Did you know that two-thirds of Hoa Binh province’s population belongs to the Muong ethnic group? So what’s an ethnic minority in Vietnam is therefore actually the ethnic majority in Hoa Binh province!
During French colonial times, Hoa Binh was called Tinh Muong, which meant simply the province of Muong people. Today driving from the capital city into this province you will see little by way of this old culture besides the odd stilt-house and the sudden appearance of an old woman wearing a long black skirt, white headband.
Although in this part of Vietnam it’s a Muong creation, Ruou can – the rice liquor drunk through a jar with bamboo straws – is now a trade mainly controlled by Kinh people, the country’s largest ethnic group.
But away from the main road, by a mountain side in Thai Binh ward of Hoa Binh city, a mini-Muong hamlet emerges from under the shadow of trees. The clear sounds of a small spring murmur through turning bamboo water-wheels. Suddenly I’m in the countryside.
It’s late in the afternoon. Smoke wafts over the roof of the four old stilt-houses. Each house is surrounded by a small vegetable garden where chickens wander in blithely unawares of their ultimate fate.
When I enter the stilt-house, a group of men and women are huddled around a tray of food. Food is cooked over firewood and the smoke is thick and aromatic.
The museum’s founder, Vu Duc Hieu is a painter and just 31 years old this year. This two-hectare-wide hamlet is a living museum. He has collected over 1,000 objects which reflect the old ways of the Muong people in a simple but heartfelt way.
The ‘aristocratic’ house was bought from a 108-year-old Muong woman living in the Tan Lac district of Hoa Binh province, which was once the centre of the Muong civilisation.
Modern life, excluding a few neon lights, is not apparent. On the ground floor, you can see weaving and farming tools. While some of these items are actually new, they have been designed and crafted by Muong people.
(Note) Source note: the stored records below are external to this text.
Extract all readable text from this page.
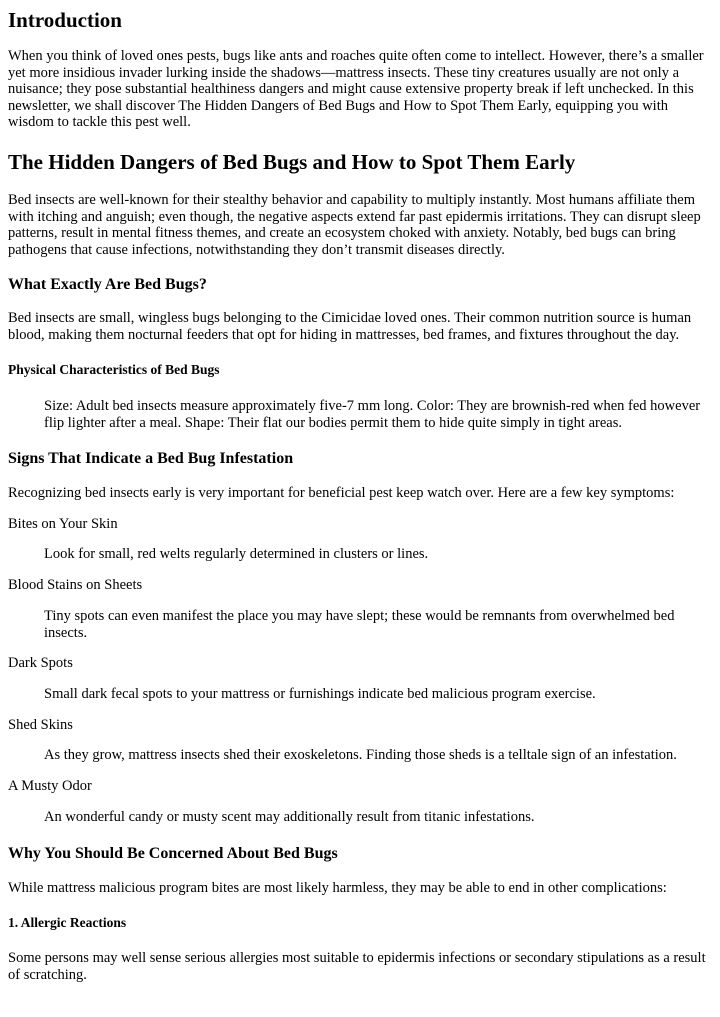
Introduction

When you think of loved ones pests, bugs like ants and roaches quite often come to intellect. However, there’s a smaller yet more insidious invader lurking inside the shadows—mattress insects. These tiny creatures usually are not only a nuisance; they pose substantial healthiness dangers and might cause extensive property break if left unchecked. In this newsletter, we shall discover The Hidden Dangers of Bed Bugs and How to Spot Them Early, equipping you with wisdom to tackle this pest well.

The Hidden Dangers of Bed Bugs and How to Spot Them Early

Bed insects are well-known for their stealthy behavior and capability to multiply instantly. Most humans affiliate them with itching and anguish; even though, the negative aspects extend far past epidermis irritations. They can disrupt sleep patterns, result in mental fitness themes, and create an ecosystem choked with anxiety. Notably, bed bugs can bring pathogens that cause infections, notwithstanding they don’t transmit diseases directly.

What Exactly Are Bed Bugs?

Bed insects are small, wingless bugs belonging to the Cimicidae loved ones. Their common nutrition source is human blood, making them nocturnal feeders that opt for hiding in mattresses, bed frames, and fixtures throughout the day.

Physical Characteristics of Bed Bugs

Size: Adult bed insects measure approximately five-7 mm long. Color: They are brownish-red when fed however flip lighter after a meal. Shape: Their flat our bodies permit them to hide quite simply in tight areas.

Signs That Indicate a Bed Bug Infestation

Recognizing bed insects early is very important for beneficial pest keep watch over. Here are a few key symptoms:

Bites on Your Skin

Look for small, red welts regularly determined in clusters or lines.

Blood Stains on Sheets

Tiny spots can even manifest the place you may have slept; these would be remnants from overwhelmed bed insects.

Dark Spots

Small dark fecal spots to your mattress or furnishings indicate bed malicious program exercise.

Shed Skins

As they grow, mattress insects shed their exoskeletons. Finding those sheds is a telltale sign of an infestation.

A Musty Odor

An wonderful candy or musty scent may additionally result from titanic infestations.

Why You Should Be Concerned About Bed Bugs

While mattress malicious program bites are most likely harmless, they may be able to end in other complications:

1. Allergic Reactions

Some persons may well sense serious allergies most suitable to epidermis infections or secondary stipulations as a result of scratching.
Muong families live here in the stilt houses to look after the museum as well as ensure authenticity. They live and work here as a normal Muong farming family would, even though the museum subsidizes their life here with a base salary.
“I can grow rice, maize, sweet potato, taro, vegetables and fruit here. I can raise buffaloes, chickens and pigs to make a living,” he says.
His family will also cater for tourists by producing and selling small souvenirs and cooking traditional Muong food and drink if you should be staying overnight.
There are also three brick-houses showcasing musical instruments, hunting and fishing tools, a complete production chain for making a weaved item, and how a typical funeral in a well-off Muong family would be performed
While he’s showing me around, we happen upon a stack of copper gongs. Each one has a different sound.
“Muong people believe that a gong has its own soul,” explains Hieu. “The sound of this one for example, can be heard from a few kilometres away. It would have been used to gather all the Muong people in a region for large events.”
Through visiting this unique living-museum, Hieu hopes people can get a sense of the gentle and hospitable nature of Muong people as well as discover their skilled craftsmanship and rich culinary arts!
This culture is fading fast and his pursuit is without question a noble one.
Currently, his application to open this private museum in Hoa Binh province is awaiting approval but the opening ceremony is scheduled for December 16. He claims the museum will be free of charge but admits it will be a challenge to sustain its operations.
“I have spent a lot on making the museum a reality. But as you know, combining culture and business is tough. Possibly I will run the museum as a branch of the Vietnam Museum of Ethnology based in Hanoi,” says Hieu, before making his excuses and heading for bed. He has an early start tomorrow, 5.30am to be exact, and you have to make hay while the sun shines.